Transit is key to both climate change and transportation

Rep. Doris Matsui, center, is greeted by confetti and a marching band at Regional Transit’s new Blue Line extension at Cosumnes River College on Aug. 24.
Rep. Doris Matsui, center, is greeted by confetti and a marching band at Regional Transit’s new Blue Line extension at Cosumnes River College on Aug. 24.

We are in the midst of a record drought and wildfire season that scientists tell us is one of the effects of climate change. We clearly cannot continue business as usual, yet two deeply intertwined debates are underway in their usual separate silos in the Legislature.

Gov. Jerry Brown is pushing even more ambitious goals to reduce carbon emissions by increasing renewable energy production, improving energy efficiency of buildings and cutting petroleum use in half by 2030. Senate President Pro Tem Kevin de León aims to write those goals into law with Senate Bill 350.

Brown also convened a special session on our decrepit transportation infrastructure. Legislators have introduced a range of proposals, including raising the gas tax. But the focus of discussion on how to spend the money has been on filling potholes and adding new highway lanes to move more trucks.
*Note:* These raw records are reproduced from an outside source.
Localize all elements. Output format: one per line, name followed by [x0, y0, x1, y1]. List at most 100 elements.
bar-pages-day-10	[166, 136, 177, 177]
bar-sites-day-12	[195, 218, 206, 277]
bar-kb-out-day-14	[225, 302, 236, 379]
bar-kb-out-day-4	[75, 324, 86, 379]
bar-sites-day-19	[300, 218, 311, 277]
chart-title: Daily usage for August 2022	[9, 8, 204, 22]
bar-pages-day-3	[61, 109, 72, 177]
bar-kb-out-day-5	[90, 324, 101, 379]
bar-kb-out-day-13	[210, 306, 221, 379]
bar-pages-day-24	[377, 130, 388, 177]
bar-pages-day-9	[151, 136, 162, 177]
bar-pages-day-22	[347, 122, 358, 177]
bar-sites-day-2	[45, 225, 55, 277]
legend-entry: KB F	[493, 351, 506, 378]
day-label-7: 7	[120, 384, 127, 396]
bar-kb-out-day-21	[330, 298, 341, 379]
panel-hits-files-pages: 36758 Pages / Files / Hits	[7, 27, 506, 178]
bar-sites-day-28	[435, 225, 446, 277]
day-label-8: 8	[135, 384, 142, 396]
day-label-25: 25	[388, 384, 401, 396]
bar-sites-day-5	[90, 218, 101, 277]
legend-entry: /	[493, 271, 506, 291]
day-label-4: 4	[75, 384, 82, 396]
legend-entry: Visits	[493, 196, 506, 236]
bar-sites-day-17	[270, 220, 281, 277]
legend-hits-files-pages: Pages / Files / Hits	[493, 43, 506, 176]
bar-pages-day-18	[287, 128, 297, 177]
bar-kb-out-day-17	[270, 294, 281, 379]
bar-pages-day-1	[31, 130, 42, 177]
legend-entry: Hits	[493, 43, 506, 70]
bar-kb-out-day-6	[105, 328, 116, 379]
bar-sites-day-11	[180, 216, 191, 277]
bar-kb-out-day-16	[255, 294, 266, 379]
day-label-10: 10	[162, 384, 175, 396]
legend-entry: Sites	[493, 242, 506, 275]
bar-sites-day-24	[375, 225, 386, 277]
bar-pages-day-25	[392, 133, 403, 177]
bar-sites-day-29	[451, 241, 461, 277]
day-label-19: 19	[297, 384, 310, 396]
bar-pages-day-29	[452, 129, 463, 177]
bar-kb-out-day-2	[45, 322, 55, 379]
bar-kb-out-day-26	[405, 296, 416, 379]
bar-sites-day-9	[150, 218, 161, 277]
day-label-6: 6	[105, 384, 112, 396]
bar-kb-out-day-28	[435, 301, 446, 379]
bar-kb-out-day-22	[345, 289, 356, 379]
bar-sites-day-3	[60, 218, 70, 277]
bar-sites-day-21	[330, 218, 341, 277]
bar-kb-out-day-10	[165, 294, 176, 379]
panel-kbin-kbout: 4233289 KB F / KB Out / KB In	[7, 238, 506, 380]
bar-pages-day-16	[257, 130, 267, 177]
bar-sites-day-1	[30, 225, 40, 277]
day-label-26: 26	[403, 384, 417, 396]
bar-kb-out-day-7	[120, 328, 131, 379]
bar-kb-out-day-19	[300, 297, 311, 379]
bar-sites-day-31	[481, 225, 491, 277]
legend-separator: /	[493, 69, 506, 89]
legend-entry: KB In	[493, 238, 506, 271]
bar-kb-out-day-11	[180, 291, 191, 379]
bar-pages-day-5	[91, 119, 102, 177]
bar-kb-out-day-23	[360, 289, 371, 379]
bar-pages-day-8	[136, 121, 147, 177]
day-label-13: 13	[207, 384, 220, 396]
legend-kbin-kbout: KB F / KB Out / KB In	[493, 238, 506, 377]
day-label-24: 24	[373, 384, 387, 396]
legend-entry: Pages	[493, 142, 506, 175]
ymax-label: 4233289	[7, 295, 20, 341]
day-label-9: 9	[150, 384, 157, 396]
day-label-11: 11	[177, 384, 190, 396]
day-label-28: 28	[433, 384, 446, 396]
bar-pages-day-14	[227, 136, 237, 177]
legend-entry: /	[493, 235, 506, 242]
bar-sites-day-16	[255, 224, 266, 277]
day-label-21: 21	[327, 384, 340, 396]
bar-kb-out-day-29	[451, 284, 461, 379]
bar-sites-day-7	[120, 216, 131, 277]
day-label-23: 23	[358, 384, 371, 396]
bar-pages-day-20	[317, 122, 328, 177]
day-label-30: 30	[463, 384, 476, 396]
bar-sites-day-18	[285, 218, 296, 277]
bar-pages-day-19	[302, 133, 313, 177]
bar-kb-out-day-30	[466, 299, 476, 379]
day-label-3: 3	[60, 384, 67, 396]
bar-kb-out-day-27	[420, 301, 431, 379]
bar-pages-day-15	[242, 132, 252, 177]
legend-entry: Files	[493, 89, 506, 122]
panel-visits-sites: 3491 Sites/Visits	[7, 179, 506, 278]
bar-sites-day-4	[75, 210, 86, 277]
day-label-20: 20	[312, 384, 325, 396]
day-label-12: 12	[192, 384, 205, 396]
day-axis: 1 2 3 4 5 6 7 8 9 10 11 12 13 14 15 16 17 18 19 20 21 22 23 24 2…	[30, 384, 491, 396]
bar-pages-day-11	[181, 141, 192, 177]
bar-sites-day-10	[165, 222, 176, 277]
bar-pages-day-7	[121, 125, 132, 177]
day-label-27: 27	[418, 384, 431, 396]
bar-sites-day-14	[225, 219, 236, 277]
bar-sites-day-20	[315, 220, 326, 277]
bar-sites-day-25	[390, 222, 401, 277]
We’re part of a coalition that called Tuesday for the Legislature to pass two bills that would provide $600 million a year in critical funding for public transit. We are pushing for investment to make it safer and easier to walk and bicycle to transit. The hard truth is we can’t tackle climate change without dealing with transportation.

Transportation accounts for more than half of greenhouse gas emissions in California when you include cars and trucks as well as oil refineries. How we invest in our transportation system will largely determine how much we reduce greenhouse gases and slow the impacts of climate change. Despite the critical link between these two issues, they are being debated with little consideration of how decisions on one could drastically impact the other.

Filling potholes doesn’t “fix” our transportation system, but simply paves over a system of highways designed for a 20th century California. Building more highways doesn’t fix our congestion problem. Studies show that the new lanes will just fill up with more cars and trucks as our population and economy continue to grow, and then be marked with potholes in another ten years.

How can we significantly cut petroleum use if we only invest in solutions that add more cars and trucks on our roads? Encouraging consumers to buy electric vehicles will help but will only get us part way.

We need the governor and the Legislature to invest in solutions that modernize our transportation infrastructure and further our climate goals. These solutions include improving and expanding transit service so buses and trains are convenient, reliable and affordable, especially for commuters who can’t afford a car. We need to build networks of protected bike lanes and sidewalks to connect neighborhoods to transit, schools, parks, shopping and work so families don’t need a car for every trip.

These solutions are also climate solutions. They create healthier, more vibrant communities and reduce the cost of transportation for families. Plus, fewer cars on the road means fewer potholes to repair 10 years from now.

We are feeling the effects of climate change today. We cannot put off dealing with our transportation problems and their climate effects in a comprehensive way for the next decade.

Jeanie Ward-Waller is policy director of the California Bicycle Coalition. Chanell Fletcher is senior California policy manager for the Safe Routes to School National Partnership.